The rating action follows Moody’s decision to affirm the Nigeria government’s long-term issuer ratings of B2 and change its outlook to negative from stable on December 04, 2019.
According to the report, “The affirmation of the ratings reflects the banks’ financial profiles which have been generally resilient to the difficult operating the environment in Nigeria. On average, the Nigerian banks benefit from good pre-provision profitability and capital positions; asset quality and foreign currency funding positions have improved over recent quarters, following the recession in 2016.
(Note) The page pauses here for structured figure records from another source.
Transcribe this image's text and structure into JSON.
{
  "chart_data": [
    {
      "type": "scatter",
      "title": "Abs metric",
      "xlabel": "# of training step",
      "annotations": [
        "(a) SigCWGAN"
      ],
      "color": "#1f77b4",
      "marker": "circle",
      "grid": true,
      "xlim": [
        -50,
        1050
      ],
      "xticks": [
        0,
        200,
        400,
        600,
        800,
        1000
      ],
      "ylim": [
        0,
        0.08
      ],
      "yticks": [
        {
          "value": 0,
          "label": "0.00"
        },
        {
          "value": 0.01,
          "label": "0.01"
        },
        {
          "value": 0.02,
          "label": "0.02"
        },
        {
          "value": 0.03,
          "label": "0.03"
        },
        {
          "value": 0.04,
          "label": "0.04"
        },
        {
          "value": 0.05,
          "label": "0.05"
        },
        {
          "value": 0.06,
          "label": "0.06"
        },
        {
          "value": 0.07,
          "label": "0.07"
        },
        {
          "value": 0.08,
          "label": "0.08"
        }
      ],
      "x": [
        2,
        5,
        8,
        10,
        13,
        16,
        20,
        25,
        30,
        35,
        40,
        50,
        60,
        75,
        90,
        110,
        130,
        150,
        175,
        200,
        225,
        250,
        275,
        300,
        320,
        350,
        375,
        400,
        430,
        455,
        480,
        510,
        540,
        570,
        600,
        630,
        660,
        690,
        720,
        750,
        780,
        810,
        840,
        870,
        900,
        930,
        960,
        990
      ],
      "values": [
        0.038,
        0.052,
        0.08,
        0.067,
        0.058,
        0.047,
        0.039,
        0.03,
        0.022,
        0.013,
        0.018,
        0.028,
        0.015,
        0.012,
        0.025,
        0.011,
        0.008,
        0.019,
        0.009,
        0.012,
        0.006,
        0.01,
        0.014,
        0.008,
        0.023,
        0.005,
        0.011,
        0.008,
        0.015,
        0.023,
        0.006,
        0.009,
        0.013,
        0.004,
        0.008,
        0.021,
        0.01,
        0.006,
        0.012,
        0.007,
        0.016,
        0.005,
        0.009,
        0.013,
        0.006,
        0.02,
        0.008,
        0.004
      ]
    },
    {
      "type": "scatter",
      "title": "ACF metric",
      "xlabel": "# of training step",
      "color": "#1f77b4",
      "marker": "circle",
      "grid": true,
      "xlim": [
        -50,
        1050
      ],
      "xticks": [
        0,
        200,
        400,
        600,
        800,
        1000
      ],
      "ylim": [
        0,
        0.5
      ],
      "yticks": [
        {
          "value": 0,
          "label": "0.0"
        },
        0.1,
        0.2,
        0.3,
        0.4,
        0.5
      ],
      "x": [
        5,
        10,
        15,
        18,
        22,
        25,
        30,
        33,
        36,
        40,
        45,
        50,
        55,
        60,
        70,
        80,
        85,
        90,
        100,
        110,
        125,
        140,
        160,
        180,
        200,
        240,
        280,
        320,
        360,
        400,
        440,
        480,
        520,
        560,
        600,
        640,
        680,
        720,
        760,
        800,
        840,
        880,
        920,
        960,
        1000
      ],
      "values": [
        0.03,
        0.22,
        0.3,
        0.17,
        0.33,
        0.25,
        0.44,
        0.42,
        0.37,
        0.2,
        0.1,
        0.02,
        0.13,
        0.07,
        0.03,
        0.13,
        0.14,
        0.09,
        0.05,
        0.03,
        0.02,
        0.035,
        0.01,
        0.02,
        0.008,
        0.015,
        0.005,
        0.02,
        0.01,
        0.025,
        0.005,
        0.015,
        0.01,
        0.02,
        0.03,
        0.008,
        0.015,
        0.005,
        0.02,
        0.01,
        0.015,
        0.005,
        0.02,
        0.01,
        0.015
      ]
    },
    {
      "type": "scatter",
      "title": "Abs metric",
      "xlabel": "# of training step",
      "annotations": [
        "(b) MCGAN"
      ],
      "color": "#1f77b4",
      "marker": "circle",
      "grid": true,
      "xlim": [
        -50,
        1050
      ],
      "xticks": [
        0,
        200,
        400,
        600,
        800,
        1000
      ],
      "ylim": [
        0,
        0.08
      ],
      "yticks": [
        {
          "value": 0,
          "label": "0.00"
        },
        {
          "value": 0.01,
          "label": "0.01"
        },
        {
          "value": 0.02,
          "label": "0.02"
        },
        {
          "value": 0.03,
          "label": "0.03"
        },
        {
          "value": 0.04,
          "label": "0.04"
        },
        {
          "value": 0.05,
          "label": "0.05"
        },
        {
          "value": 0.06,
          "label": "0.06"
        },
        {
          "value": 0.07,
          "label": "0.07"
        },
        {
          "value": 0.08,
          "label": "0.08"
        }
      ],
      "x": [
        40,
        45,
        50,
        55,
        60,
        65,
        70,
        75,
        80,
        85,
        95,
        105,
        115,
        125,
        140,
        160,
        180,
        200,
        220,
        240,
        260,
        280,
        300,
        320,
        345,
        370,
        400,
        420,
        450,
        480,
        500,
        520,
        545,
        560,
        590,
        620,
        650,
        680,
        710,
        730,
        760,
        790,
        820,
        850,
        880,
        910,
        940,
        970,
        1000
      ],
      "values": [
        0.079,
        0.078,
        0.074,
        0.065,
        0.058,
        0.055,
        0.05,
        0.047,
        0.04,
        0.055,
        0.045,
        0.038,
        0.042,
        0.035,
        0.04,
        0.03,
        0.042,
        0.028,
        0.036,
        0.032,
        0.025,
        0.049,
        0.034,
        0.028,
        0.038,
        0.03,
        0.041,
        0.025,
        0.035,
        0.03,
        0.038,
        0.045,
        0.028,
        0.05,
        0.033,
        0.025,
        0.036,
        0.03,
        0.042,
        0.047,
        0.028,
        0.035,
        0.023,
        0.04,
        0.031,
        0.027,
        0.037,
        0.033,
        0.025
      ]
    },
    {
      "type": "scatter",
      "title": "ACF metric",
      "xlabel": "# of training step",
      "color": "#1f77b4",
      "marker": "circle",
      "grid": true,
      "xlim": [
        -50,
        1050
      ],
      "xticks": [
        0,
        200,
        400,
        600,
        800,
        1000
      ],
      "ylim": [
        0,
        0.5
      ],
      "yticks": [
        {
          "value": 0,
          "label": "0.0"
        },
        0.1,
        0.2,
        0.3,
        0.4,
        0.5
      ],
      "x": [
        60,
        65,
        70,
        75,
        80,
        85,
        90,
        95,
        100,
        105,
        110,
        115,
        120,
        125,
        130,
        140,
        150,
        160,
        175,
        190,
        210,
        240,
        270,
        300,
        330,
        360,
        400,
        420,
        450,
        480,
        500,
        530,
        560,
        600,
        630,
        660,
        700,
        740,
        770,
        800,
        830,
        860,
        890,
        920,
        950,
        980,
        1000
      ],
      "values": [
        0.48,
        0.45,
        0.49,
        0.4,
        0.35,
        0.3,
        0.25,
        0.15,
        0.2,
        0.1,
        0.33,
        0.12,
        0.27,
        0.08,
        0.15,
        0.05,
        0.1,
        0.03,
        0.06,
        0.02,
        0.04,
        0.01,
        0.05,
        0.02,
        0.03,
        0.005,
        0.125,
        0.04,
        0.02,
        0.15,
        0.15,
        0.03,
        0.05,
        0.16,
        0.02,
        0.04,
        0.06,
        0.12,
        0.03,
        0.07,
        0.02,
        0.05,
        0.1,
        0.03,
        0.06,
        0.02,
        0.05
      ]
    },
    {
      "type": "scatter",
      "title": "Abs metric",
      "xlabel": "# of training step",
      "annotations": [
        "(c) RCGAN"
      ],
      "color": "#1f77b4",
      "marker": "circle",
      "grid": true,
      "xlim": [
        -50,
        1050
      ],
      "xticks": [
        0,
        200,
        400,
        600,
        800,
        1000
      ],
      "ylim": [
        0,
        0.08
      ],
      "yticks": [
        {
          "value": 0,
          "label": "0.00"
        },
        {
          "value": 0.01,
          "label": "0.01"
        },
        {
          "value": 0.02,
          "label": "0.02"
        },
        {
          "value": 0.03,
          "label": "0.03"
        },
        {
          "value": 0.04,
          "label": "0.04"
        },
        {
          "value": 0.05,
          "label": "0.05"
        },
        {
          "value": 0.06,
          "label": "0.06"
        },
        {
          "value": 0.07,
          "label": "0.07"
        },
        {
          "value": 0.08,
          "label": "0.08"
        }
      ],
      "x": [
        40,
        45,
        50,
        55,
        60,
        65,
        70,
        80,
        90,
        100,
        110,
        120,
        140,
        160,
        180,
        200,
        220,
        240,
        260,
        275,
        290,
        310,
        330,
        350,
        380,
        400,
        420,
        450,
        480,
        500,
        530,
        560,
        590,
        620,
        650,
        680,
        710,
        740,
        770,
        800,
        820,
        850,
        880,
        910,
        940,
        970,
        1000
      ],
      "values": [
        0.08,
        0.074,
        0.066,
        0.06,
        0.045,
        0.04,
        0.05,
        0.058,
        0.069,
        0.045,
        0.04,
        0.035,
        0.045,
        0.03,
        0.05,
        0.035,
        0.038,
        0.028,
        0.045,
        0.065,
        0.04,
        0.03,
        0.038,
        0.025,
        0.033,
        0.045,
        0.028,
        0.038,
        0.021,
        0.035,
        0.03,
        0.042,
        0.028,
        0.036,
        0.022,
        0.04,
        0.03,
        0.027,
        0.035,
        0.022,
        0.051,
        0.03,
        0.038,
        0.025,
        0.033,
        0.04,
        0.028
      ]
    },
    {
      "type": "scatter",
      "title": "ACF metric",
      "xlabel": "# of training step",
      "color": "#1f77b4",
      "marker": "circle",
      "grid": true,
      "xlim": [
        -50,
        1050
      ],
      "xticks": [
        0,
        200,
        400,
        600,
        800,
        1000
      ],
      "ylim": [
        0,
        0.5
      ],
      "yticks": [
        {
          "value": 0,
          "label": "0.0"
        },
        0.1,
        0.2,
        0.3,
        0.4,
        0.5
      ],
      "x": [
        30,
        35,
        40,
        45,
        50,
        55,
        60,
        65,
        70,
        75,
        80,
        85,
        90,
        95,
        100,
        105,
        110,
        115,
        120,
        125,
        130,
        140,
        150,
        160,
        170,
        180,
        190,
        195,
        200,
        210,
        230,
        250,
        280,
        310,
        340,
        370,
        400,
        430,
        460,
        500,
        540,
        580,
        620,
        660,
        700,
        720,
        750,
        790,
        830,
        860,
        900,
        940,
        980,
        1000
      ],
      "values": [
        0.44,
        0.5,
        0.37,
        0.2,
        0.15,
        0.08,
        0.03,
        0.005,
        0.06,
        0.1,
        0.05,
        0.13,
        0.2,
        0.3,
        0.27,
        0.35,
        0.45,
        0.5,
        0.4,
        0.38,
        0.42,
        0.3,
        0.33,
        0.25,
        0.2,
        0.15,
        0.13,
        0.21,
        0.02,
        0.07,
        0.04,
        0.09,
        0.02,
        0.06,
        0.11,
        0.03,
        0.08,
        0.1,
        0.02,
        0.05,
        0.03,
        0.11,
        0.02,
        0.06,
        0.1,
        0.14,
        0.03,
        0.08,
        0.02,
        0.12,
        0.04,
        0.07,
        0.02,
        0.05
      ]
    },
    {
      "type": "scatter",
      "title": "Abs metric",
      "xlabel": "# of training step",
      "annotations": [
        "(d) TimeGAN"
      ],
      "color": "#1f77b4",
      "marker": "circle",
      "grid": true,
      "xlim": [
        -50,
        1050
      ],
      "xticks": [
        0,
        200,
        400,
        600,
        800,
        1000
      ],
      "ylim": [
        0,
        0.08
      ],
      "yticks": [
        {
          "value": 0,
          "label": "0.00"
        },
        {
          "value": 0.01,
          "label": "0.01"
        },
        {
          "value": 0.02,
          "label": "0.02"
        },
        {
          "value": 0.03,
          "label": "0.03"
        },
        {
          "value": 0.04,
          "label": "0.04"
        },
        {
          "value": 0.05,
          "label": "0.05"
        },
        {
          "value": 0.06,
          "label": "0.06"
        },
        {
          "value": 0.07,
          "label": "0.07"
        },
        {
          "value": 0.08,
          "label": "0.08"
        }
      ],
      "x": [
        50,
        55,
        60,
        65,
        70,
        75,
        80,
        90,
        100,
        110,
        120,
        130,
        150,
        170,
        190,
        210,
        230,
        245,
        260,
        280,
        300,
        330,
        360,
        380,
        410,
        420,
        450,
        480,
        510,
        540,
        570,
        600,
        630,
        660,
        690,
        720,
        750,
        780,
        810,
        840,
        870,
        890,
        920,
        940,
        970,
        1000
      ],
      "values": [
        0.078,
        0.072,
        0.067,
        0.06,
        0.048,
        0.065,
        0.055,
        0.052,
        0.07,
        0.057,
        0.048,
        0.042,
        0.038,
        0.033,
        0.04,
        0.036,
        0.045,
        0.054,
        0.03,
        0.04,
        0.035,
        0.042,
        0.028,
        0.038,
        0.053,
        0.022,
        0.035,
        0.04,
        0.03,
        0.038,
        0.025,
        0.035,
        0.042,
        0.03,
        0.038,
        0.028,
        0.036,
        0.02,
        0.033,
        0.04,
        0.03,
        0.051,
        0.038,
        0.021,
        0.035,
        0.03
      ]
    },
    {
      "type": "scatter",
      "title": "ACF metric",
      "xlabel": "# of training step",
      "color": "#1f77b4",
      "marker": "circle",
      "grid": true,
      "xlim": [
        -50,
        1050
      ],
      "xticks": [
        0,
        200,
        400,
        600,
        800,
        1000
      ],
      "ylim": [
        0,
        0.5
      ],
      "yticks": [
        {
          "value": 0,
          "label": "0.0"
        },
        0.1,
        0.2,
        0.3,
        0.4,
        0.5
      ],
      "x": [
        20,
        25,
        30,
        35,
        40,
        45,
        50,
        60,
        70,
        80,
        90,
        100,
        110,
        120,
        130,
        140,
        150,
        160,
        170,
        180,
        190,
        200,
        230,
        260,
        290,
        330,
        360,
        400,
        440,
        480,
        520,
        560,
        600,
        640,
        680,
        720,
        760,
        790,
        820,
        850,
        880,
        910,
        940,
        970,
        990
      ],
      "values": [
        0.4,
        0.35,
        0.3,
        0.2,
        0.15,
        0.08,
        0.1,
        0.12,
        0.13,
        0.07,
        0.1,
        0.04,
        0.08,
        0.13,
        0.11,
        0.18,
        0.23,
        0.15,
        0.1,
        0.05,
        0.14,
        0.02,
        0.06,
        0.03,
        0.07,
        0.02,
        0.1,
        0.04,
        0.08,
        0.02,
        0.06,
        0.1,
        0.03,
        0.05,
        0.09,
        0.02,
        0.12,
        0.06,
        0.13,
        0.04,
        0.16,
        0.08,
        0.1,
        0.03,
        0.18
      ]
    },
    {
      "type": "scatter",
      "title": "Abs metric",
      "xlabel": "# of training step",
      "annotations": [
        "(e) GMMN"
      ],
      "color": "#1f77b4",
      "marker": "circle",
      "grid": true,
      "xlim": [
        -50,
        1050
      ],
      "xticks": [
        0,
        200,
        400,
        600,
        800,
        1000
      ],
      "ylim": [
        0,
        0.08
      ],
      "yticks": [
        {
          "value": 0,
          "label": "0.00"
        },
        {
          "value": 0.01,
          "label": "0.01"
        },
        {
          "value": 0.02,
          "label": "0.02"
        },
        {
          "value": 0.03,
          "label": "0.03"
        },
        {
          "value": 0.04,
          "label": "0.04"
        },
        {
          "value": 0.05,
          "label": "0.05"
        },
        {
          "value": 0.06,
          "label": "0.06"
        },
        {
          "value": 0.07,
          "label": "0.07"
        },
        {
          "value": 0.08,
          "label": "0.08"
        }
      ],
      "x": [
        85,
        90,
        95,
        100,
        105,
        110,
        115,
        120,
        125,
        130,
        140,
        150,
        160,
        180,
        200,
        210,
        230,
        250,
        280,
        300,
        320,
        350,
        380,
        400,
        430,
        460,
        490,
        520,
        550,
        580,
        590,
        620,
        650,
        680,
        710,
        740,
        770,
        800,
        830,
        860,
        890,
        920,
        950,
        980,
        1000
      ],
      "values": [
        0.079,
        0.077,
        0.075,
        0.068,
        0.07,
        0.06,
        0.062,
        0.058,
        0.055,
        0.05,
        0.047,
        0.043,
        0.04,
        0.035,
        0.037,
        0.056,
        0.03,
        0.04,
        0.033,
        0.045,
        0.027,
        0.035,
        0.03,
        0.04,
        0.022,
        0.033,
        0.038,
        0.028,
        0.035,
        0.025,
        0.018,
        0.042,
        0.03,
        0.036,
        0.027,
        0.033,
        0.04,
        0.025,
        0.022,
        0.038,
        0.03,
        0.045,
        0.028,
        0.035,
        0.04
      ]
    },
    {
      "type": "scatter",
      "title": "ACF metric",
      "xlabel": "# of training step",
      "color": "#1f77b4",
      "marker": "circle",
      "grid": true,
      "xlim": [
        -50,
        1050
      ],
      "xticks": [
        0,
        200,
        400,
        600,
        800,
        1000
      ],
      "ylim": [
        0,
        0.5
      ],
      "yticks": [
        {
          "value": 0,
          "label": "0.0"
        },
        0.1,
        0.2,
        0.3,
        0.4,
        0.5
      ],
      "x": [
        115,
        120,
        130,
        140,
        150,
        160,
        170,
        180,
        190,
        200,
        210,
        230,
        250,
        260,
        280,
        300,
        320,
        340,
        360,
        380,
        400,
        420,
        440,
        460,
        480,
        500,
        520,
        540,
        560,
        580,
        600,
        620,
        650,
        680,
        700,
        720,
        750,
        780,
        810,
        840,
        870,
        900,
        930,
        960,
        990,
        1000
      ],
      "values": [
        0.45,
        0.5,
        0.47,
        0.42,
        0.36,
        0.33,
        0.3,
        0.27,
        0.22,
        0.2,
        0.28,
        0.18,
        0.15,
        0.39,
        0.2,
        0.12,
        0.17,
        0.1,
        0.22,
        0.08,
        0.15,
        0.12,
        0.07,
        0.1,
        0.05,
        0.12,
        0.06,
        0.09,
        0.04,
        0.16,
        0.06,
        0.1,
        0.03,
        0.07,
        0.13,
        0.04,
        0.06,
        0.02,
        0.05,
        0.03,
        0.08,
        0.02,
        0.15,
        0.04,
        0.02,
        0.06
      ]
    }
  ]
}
“The change of outlook to negative from stable reflects the Nigerian banks’ sizeable exposure to the sovereign debt securities and loans, averaging at 244per cent of the rated banks’ capital bases as of June 2019, which links their credit profiles to that of the government.”
The rating agency also expected the banking sector to be challenged in maintaining the recent improving trend, particularly as regards asset quality, given the increasing bank lending in Nigeria’s weak operating environment.
On affirmation of banks’ ratings, Moody in its report said “expectation that Nigerian banks’ profitability will remain resilient and the capital metrics stable over the next 12-18 months, with tangible common equity as a percentage of Moody’s-adjusted risk-weighted assets at about 16 per cent in the next 12 months. Recent selective lending by banks has reduced the formation of new nonperforming loans (NPLs), which lessens the need for loan loss provisions and limits the erosion of profitability.
“System wide NPLs declined by 51per cent to N1.1 trillion as at 30 September 2019 from N2.2 trillion as at 30 September 2018, driven by a large decline in NPLs in the oil and gas sector.
“As result, the NPL ratio declined to 6.7 per cent as of 30 September 2019 compared to 14.2 per cent as at 30 September 2018. In addition, Nigerian banks are containing their operating cost as they migrate their clients to digital platforms and save on branch expansion.
“The banks’ foreign currency funding has also improved as banks cut back foreign-currency lending while building up foreign-currency deposits.
Negative outlook reflects sovereign outlook, the report said banks’ rating is primarily driven by the negative outlook on Nigeria’s government issuer rating given the banks’ large holdings of Nigerian government securities which they hold for liquidity and investment purposes.
“The large stock of government securities and loans links the banks’ credit profiles to that of the government. The rated banks’ overall sovereign debt securities and loans exposure averaged 244 per cent of their tangible capital bases as of June 2019. In view of the correlation between the sovereign and bank credit risk, the banks’ standalone credit profiles and ratings are inevitably constrained by the rating of the government.
“The rating agency also expects the banking sector to be challenged in maintaining the recent improving trend, particularly as regards asset quality, given the rising bank lending in Nigeria’s weak operating environment.
“The rating agency expects GDP growth of just over two per cent over the next few years, which will remain insufficient to create significant-good quality lending opportunities for banks and it will unlikely improve borrowers’ credit strength.
“Moody’s does not have any particular governance concern for the rated Nigerian banks, although the rating agency believes that their relatively high asset risks reflects banks’ moderate risk governance culture.
“In terms of environmental considerations, Nigerian banks’ high exposure to the oil and gas industry at about 28 per cent of total loans as of October 2019 is an environmental risk that requires close monitoring, particularly as the transition to a low carbon economy accelerates.”